Bavar2142 commented 8 years ago

@dakotabenjamin Do you know if there are any plans to share some of the processing load with the GPU eventually?

Fi156 commented 8 years ago

Pull request will be very welcome, but as far as I know, nothing is planned yet...

Bavar2142 commented 8 years ago

@Fi156 If I had the programming skill id love to do that. Sadly im just getting back into it after a long absence.

alexhagiopol commented 8 years ago

@Bavar2142 If you look at the amazon link I posted for the RAM, you'll see it's 8 sticks of 8GB each. It's important to get them all in the same set because they are tested and validated together at the factory.

I don't tend to recommend the all-in-one liquid coolers because they are louder and have more points of failure than a good air cooler.

EDIT: I was actually thinking of making another dev rig, so I created this cheaper and more powerful part list based on what I learned from building the first one: http://pcpartpicker.com/list/zXyXPs

dakotabenjamin commented 8 years ago

GPU processing is certainly in the future but right now we don't have any timeline. When we build and integrate semi-global matching that would be a prime candidate for GPU processing

Bavar2142 commented 8 years ago

Thnaks for the heads up @dakotabenjamin Thanks for the explanation @alexhagiopol I had originally thought you meant a single stick of ram.

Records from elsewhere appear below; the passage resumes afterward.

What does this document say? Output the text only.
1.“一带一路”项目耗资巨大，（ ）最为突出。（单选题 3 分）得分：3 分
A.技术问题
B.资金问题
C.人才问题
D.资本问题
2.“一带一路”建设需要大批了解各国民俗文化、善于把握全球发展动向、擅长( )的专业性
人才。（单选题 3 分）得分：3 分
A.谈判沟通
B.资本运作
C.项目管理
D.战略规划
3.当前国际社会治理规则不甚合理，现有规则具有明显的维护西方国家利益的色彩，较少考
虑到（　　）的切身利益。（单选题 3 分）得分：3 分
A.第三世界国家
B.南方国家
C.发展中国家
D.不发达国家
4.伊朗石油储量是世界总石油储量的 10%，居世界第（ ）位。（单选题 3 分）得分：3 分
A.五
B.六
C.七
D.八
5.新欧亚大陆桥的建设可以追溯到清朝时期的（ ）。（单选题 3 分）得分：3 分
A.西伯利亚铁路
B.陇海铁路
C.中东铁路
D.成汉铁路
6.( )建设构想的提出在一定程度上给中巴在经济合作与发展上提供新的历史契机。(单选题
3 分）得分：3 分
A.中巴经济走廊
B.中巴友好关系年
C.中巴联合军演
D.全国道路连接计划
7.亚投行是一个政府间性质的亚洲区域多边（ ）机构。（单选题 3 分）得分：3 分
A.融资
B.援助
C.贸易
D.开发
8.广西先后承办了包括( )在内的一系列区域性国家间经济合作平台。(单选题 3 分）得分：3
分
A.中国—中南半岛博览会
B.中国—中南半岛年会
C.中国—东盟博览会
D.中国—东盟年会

Ill paste a link to the parts list that we're looking at once I find it.

edgarriba commented 8 years ago

some months ago I started a GPU based approach for features detection and matching in OpenSfM. Unfortunately, my schedule has changed and I cannot spend time on this right now. Probably yes in the future. However, if someone wants to follow with that PR will be great!